Fresh off a $100 million funding round, Hugging Face, which provides hosted AI services and a community-driven portal for AI tools and data sets, today announced a new product in collaboration with Microsoft. Called Hugging Face Endpoints on Azure, Hugging Face co-founder and CEO Clément Delangue described it as a way to turn Hugging Face-developed AI models into “scalable production solutions.”
“The mission of Hugging Face is to democratize good machine learning,” Delangue said in a press release. “We’re striving to help every developer and organization build high-quality, machine learning-powered applications that have a positive impact on society and businesses. With Hugging Face Endpoints, we’ve made it simpler than ever to deploy state-of-the-art models, and we can’t wait to see what Azure customers will build with them.”
The demand for AI remains high. According to a recent McKinsey survey, nearly two-thirds of companies plan to increase their investments in AI over the next two years. But implementing AI from scratch can be challenging. Moreover, many companies have strict performance, security, compliance and privacy requirements that require hosting models on tightly controlled infrastructure.
Hugging Face Endpoints is Hugging Face’s solution to the problem.
Available through Azure Machine Learning Services, Hugging Face Endpoints allows customers to tap Hugging Face models with a few clicks or lines of Microsoft Azure SDK code.

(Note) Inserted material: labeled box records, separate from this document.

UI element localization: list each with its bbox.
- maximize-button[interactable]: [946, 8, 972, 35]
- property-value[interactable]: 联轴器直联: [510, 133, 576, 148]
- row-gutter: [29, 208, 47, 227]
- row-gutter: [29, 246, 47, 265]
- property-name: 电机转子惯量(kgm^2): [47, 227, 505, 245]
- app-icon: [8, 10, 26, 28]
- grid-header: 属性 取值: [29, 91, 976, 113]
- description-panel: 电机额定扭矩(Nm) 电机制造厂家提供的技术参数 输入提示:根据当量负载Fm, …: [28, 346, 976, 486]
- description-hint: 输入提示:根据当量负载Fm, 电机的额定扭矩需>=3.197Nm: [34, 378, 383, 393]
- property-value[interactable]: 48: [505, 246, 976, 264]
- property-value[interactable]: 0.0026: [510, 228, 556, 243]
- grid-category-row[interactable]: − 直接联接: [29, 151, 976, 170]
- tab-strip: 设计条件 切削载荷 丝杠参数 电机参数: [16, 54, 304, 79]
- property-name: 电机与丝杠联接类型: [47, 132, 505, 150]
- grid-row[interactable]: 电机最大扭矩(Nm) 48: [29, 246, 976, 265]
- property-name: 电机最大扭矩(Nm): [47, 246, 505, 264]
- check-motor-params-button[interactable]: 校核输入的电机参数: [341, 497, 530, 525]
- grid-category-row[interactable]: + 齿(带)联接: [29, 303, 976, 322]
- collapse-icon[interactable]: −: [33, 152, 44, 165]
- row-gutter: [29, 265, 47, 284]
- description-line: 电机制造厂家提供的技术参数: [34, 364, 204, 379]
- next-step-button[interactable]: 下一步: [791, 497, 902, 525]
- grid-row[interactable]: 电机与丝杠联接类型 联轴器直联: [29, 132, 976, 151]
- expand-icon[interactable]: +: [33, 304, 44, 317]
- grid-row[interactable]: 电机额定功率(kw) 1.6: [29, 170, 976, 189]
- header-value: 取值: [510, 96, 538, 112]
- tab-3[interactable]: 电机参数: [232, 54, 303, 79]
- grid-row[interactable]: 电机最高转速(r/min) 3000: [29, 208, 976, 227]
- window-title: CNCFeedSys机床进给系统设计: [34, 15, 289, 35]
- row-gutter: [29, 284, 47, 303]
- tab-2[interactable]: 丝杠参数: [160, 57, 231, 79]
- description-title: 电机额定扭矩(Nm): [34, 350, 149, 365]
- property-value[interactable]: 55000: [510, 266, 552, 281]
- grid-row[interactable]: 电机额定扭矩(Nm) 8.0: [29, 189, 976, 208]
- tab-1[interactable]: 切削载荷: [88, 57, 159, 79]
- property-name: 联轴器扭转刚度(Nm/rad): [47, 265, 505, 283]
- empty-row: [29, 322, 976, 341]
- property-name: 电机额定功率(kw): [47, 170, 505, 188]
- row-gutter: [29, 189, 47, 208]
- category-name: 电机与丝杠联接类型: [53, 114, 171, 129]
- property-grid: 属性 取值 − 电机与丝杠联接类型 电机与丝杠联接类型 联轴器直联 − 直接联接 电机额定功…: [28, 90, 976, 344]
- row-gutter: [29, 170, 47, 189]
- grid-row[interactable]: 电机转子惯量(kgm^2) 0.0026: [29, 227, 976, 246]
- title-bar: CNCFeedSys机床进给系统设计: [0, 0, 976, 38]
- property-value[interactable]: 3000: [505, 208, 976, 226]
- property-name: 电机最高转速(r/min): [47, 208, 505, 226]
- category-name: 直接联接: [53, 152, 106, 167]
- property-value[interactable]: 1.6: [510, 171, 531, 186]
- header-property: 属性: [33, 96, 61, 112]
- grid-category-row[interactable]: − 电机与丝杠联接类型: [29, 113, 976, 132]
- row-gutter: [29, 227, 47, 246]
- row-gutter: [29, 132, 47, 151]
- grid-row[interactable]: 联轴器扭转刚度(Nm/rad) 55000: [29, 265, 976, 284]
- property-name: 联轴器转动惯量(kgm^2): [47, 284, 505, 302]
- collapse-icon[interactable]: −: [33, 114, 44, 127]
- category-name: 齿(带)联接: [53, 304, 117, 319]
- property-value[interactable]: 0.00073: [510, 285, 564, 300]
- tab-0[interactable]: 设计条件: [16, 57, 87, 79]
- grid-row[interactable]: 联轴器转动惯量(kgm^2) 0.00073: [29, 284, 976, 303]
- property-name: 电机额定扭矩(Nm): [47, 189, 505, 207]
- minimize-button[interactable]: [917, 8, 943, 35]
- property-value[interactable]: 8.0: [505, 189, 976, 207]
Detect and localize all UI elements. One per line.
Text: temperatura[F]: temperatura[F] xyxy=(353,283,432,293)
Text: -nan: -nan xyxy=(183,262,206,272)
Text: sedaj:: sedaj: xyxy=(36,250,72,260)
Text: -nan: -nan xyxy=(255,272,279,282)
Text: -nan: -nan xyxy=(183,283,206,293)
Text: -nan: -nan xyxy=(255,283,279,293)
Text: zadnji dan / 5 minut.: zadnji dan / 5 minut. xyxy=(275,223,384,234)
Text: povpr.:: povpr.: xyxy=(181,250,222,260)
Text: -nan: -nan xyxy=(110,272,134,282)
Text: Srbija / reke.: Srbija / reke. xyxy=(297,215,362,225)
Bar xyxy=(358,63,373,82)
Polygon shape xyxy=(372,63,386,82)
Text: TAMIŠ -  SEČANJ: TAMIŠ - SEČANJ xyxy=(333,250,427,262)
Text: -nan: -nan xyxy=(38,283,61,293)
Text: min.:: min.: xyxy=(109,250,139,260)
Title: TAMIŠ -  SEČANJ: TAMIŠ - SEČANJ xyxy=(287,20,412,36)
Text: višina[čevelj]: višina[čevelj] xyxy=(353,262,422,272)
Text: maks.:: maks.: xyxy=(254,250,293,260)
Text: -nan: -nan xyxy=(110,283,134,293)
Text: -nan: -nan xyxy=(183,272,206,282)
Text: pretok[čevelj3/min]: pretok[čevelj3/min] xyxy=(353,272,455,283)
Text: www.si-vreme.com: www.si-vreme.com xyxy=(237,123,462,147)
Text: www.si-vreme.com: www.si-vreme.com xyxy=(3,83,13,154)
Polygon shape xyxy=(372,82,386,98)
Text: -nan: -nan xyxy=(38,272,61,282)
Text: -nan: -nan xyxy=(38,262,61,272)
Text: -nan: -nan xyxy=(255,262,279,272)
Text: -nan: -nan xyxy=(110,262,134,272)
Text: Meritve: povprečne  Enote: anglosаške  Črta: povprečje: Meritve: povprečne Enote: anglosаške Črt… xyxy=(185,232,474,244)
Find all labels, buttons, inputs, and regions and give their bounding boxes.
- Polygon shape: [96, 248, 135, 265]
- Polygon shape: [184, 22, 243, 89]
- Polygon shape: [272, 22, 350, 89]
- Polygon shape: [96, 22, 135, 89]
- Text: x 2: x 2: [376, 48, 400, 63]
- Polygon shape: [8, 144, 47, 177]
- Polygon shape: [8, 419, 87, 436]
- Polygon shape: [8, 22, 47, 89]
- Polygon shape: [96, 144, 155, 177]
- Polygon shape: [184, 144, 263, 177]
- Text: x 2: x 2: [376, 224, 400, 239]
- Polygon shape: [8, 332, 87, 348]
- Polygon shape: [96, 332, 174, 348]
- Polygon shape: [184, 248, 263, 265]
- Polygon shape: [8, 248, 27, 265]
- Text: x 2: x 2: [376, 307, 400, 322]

After selecting a model and a task type, customers can deploy the model wherever they choose on internal infrastructure, whether for an app, website or backend service.
“Transformer models have forever changed how companies build technology with machine learning,” Jeff Boudier, product director at Hugging Face, told TechCrunch via email. “Endpoints are going to make Transformers … easily accessible to Azure customers. As of today, Hugging Face Endpoints supports all Transformers natural language processing tasks. We’re going to add support for speech and computer vision tasks, including automatic speech recognition and image classification, over the next couple of weeks.”
Hugging Face’s models focus on text analysis — specifically tasks like summarizing and generating text, extracting information and automatically answering questions. They’re largely based on the Transformer, the same model architecture underpinning OpenAI’s GPT-3 and countless other powerful AI systems.
Hugging Face Endpoints is launching in beta today — already, it’s being used by Standard Bank, a large South African bank and financial services group. It’ll be free during the preview period, with customers only having to pay for the underlying Azure compute, but the pricing model for general availability will be usage-based.
Boudier hinted that it’s only the beginning of Hugging Face’s work with Microsoft.
“This is the start of the Hugging Face and Azure collaboration we are announcing today as we work together to bring our solutions, our machine learning platform, and our models accessible and make it easy to work with on Azure. Hugging Face Endpoints on Azure is our first solution available on the Azure Marketplace, but we are working hard to bring more Hugging Face solutions to Azure,” he said. “We have recognized [the] roadblocks for deploying machine learning solutions into production and started to collaborate with Microsoft to solve the growing interest in a simple off-the-shelf solution.”